Le ministre de la Justice de Louisiane a aussitôt interjeté appel de cette décision, qui lui interdit notamment d'intenter un troisième procès à Woodfox pour le meurtre du gardien de prison. Le 12 juin, un tribunal fédéral a ordonné le maintien en détention de Woodfox pendant la procédure d'appel.

«J'ai été atterrée par cette décision», raconte Angela Allen-Bell, qui est en contact avec Woodfox depuis 2011. «Et c'est Albert qui m'a remonté le moral. À travers toutes ces épreuves, il a réussi à survivre et à maintenir son équilibre mental en se refusant de voir au-delà du moment présent. Je suis allé le visiter le 11 juin pour lui demander quels vêtements il souhaitait porter s'il était libéré le lendemain. Il n'a pas voulu pas me répondre.»

Les «Angola Three»

Albert Woodfox a été condamné à la fin des années 60 pour vol à main armée et envoyé au centre pénitentiaire de Louisiane. Surnommée «Angola» en souvenir du nom d'une des plantations sur lesquelles elle a été construite, cette prison était connue à l'époque pour sa corruption, sa ségrégation, ses viols et ses meurtres impliquant autant les détenus que les gardiens. En 1971, Woodfox et deux codétenus - Herman Wallace et Robert King - y ont fondé une section des Black Panthers, groupe de libération des Noirs, organisant des pétitions et des grèves de faim pour changer les conditions d'incarcération. Un an plus tard, Brent Miller, un gardien blanc âgé de 23 ans, a été poignardé à 32 reprises lors d'une révolte de prisonniers.

Aucune preuve physique ne reliait Woodfox ou Wallace à ce meurtre. Sur la foi de témoignages de codétenus, dont un violeur récidiviste, ceux-ci ont néanmoins été accusés et condamnés pour le meurtre du gardien. King n'a pas été inculpé mais, comme les deux autres, il a passé des décennies en isolement après la mort du gardien.

Au fil des années, plusieurs individus et organisations, dont Amnesty International, ont adopté la cause des «Angola Three», qui ont notamment fait l'objet de deux documentaires.
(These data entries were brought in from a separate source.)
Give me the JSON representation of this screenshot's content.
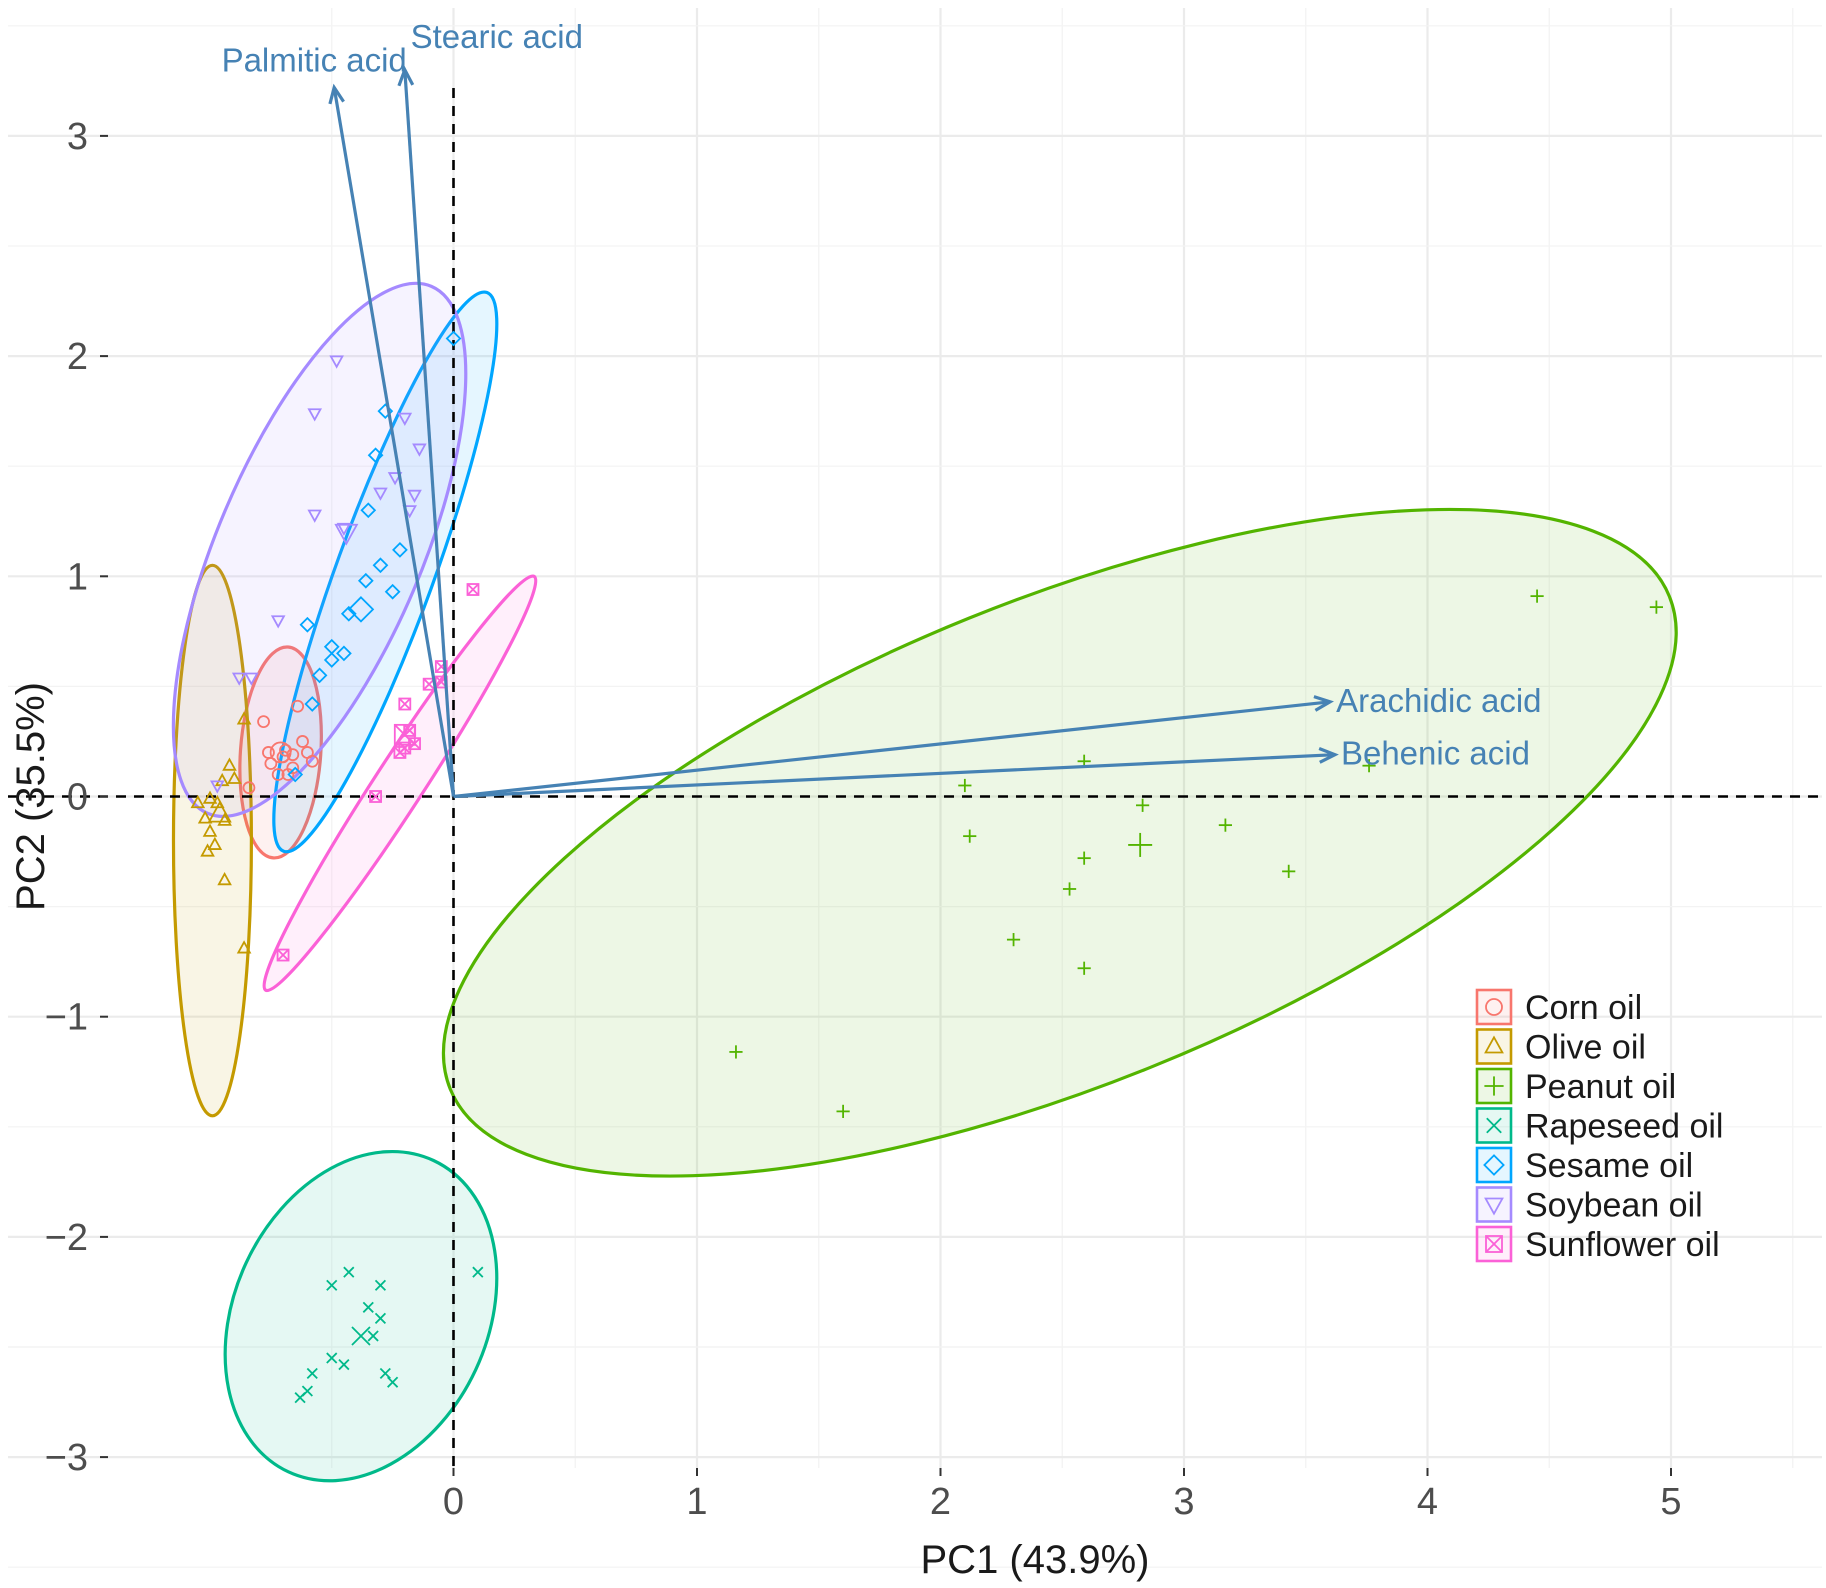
{
  "chart_data": {
    "type": "scatter",
    "subtype": "pca-biplot",
    "title": "",
    "xlabel": "PC1 (43.9%)",
    "ylabel": "PC2 (35.5%)",
    "xlim": [
      -1.05,
      5.6
    ],
    "ylim": [
      -3.3,
      3.5
    ],
    "x_ticks": [
      0,
      1,
      2,
      3,
      4,
      5
    ],
    "y_ticks": [
      -3,
      -2,
      -1,
      0,
      1,
      2,
      3
    ],
    "x_tick_labels": [
      "0",
      "1",
      "2",
      "3",
      "4",
      "5"
    ],
    "y_tick_labels": [
      "−3",
      "−2",
      "−1",
      "0",
      "1",
      "2",
      "3"
    ],
    "grid": true,
    "legend_position": "bottom-right",
    "reference_lines": [
      "x = 0 (dashed)",
      "y = 0 (dashed)"
    ],
    "series": [
      {
        "name": "Corn oil",
        "color": "#f8766d",
        "marker": "circle",
        "points": [
          [
            -0.78,
            0.34
          ],
          [
            -0.69,
            0.21
          ],
          [
            -0.66,
            0.19
          ],
          [
            -0.76,
            0.2
          ],
          [
            -0.62,
            0.25
          ],
          [
            -0.7,
            0.18
          ],
          [
            -0.6,
            0.2
          ],
          [
            -0.75,
            0.15
          ],
          [
            -0.72,
            0.1
          ],
          [
            -0.66,
            0.13
          ],
          [
            -0.68,
            0.1
          ],
          [
            -0.58,
            0.16
          ],
          [
            -0.64,
            0.41
          ],
          [
            -0.84,
            0.04
          ]
        ],
        "centroid": [
          -0.71,
          0.2
        ],
        "ellipse": {
          "center": [
            -0.71,
            0.2
          ],
          "rx": 0.165,
          "ry": 0.48,
          "angle": 4
        }
      },
      {
        "name": "Olive oil",
        "color": "#c49a00",
        "marker": "triangle-up",
        "points": [
          [
            -0.92,
            0.14
          ],
          [
            -0.95,
            0.07
          ],
          [
            -0.9,
            0.08
          ],
          [
            -1.0,
            -0.01
          ],
          [
            -1.05,
            -0.03
          ],
          [
            -0.97,
            -0.03
          ],
          [
            -1.02,
            -0.1
          ],
          [
            -0.94,
            -0.11
          ],
          [
            -1.0,
            -0.16
          ],
          [
            -0.98,
            -0.22
          ],
          [
            -1.01,
            -0.25
          ],
          [
            -0.94,
            -0.38
          ],
          [
            -0.86,
            -0.69
          ],
          [
            -0.86,
            0.35
          ]
        ],
        "centroid": [
          -0.96,
          -0.08
        ],
        "ellipse": {
          "center": [
            -0.99,
            -0.2
          ],
          "rx": 0.16,
          "ry": 1.25,
          "angle": 0
        }
      },
      {
        "name": "Peanut oil",
        "color": "#53b400",
        "marker": "plus",
        "points": [
          [
            2.1,
            0.05
          ],
          [
            2.59,
            0.16
          ],
          [
            2.83,
            -0.04
          ],
          [
            2.12,
            -0.18
          ],
          [
            2.59,
            -0.28
          ],
          [
            3.17,
            -0.13
          ],
          [
            3.43,
            -0.34
          ],
          [
            2.53,
            -0.42
          ],
          [
            2.3,
            -0.65
          ],
          [
            2.59,
            -0.78
          ],
          [
            1.16,
            -1.16
          ],
          [
            1.6,
            -1.43
          ],
          [
            3.76,
            0.14
          ],
          [
            4.45,
            0.91
          ],
          [
            4.94,
            0.86
          ]
        ],
        "centroid": [
          2.82,
          -0.22
        ],
        "ellipse": {
          "center": [
            2.49,
            -0.21
          ],
          "rx": 2.7,
          "ry": 1.1,
          "angle": -22
        }
      },
      {
        "name": "Rapeseed oil",
        "color": "#00b98a",
        "marker": "x",
        "points": [
          [
            -0.5,
            -2.22
          ],
          [
            -0.43,
            -2.16
          ],
          [
            -0.3,
            -2.22
          ],
          [
            -0.35,
            -2.32
          ],
          [
            -0.3,
            -2.37
          ],
          [
            -0.33,
            -2.45
          ],
          [
            -0.5,
            -2.55
          ],
          [
            -0.45,
            -2.58
          ],
          [
            -0.58,
            -2.62
          ],
          [
            -0.6,
            -2.7
          ],
          [
            -0.63,
            -2.73
          ],
          [
            -0.28,
            -2.62
          ],
          [
            -0.25,
            -2.66
          ],
          [
            0.1,
            -2.16
          ]
        ],
        "centroid": [
          -0.38,
          -2.45
        ],
        "ellipse": {
          "center": [
            -0.38,
            -2.36
          ],
          "rx": 0.52,
          "ry": 0.78,
          "angle": 25
        }
      },
      {
        "name": "Sesame oil",
        "color": "#00a6ff",
        "marker": "diamond",
        "points": [
          [
            -0.36,
            0.98
          ],
          [
            -0.43,
            0.83
          ],
          [
            -0.3,
            1.05
          ],
          [
            -0.22,
            1.12
          ],
          [
            -0.35,
            1.3
          ],
          [
            -0.32,
            1.55
          ],
          [
            -0.28,
            1.75
          ],
          [
            -0.25,
            0.93
          ],
          [
            -0.6,
            0.78
          ],
          [
            -0.5,
            0.68
          ],
          [
            -0.45,
            0.65
          ],
          [
            -0.58,
            0.42
          ],
          [
            -0.55,
            0.55
          ],
          [
            -0.65,
            0.1
          ],
          [
            -0.5,
            0.62
          ],
          [
            0.0,
            2.08
          ]
        ],
        "centroid": [
          -0.38,
          0.85
        ],
        "ellipse": {
          "center": [
            -0.28,
            1.02
          ],
          "rx": 0.2,
          "ry": 1.35,
          "angle": 20
        }
      },
      {
        "name": "Soybean oil",
        "color": "#a58aff",
        "marker": "triangle-down",
        "points": [
          [
            -0.48,
            1.98
          ],
          [
            -0.57,
            1.74
          ],
          [
            -0.57,
            1.28
          ],
          [
            -0.45,
            1.22
          ],
          [
            -0.2,
            1.72
          ],
          [
            -0.14,
            1.58
          ],
          [
            -0.3,
            1.38
          ],
          [
            -0.18,
            1.3
          ],
          [
            -0.24,
            1.45
          ],
          [
            -0.16,
            1.37
          ],
          [
            -0.72,
            0.8
          ],
          [
            -0.83,
            0.54
          ],
          [
            -0.88,
            0.54
          ],
          [
            -0.97,
            0.05
          ]
        ],
        "centroid": [
          -0.44,
          1.2
        ],
        "ellipse": {
          "center": [
            -0.55,
            1.12
          ],
          "rx": 0.42,
          "ry": 1.3,
          "angle": 23
        }
      },
      {
        "name": "Sunflower oil",
        "color": "#fb61d7",
        "marker": "square-cross",
        "points": [
          [
            0.08,
            0.94
          ],
          [
            -0.05,
            0.59
          ],
          [
            -0.1,
            0.51
          ],
          [
            -0.05,
            0.52
          ],
          [
            -0.2,
            0.22
          ],
          [
            -0.16,
            0.24
          ],
          [
            -0.2,
            0.42
          ],
          [
            -0.22,
            0.2
          ],
          [
            -0.18,
            0.3
          ],
          [
            -0.32,
            0.0
          ],
          [
            -0.7,
            -0.72
          ]
        ],
        "centroid": [
          -0.2,
          0.28
        ],
        "ellipse": {
          "center": [
            -0.22,
            0.06
          ],
          "rx": 0.1,
          "ry": 1.12,
          "angle": 33
        }
      }
    ],
    "loadings": [
      {
        "name": "Palmitic acid",
        "x": -0.49,
        "y": 3.22
      },
      {
        "name": "Stearic acid",
        "x": -0.2,
        "y": 3.3
      },
      {
        "name": "Arachidic acid",
        "x": 3.6,
        "y": 0.43
      },
      {
        "name": "Behenic acid",
        "x": 3.62,
        "y": 0.19
      }
    ],
    "loading_color": "#4682b4"
  }
}
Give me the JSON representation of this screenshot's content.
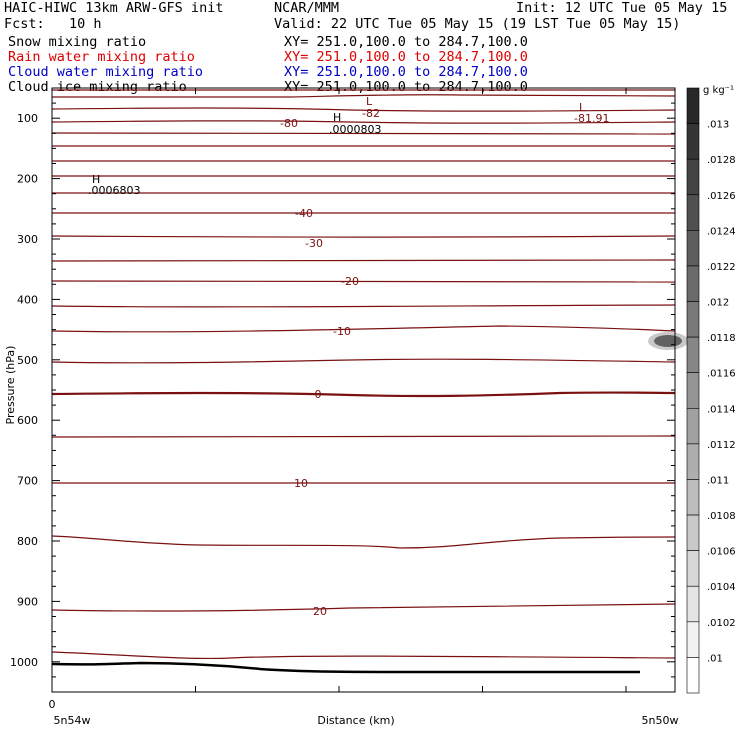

Ils ont dénoncé non seulement les condamnations de Woodfox et Wallace pour le meurtre du gardien, les mettant sur le compte de leur appartenance aux Black Panthers, mais également leur isolement cellulaire.

Mesure «cruelle»

Atteint d'un cancer du foie, Wallace a été libéré pour des raisons humanitaires par un juge le 1er octobre 2013. Le lendemain, le ministre de la Justice de Louisiane en a appelé de cette décision. Le surlendemain, Wallace est mort. Remis en liberté en 2001, King milite aujourd'hui contre l'isolement cellulaire. Selon Amnesty International, cette mesure «cruelle et inhumaine» est infligée à 80 000 détenus aux États-Unis.

Quant à Albert Woodfox, il sait déjà à quelle cause il entend se vouer s'il est remis en liberté à la fin d'une procédure d'appel accélérée, qui pourrait survenir dès le mois d'août.

«Une des choses qu'il veut faire est de jouer un rôle de mentor auprès de jeunes garçons qui ont grandi sans père, comme lui», raconte Angela Allen-Bell. «Lors d'une de nos conversations récentes, je lui ai rappelé en riant que ses ennuis en prison ont commencé quand il a voulu aider les autres. Je lui ai dit: "Ne devrais-tu pas être un peu plus égoïste?" Il a répondu: "Non, c'est ça que je dois faire".»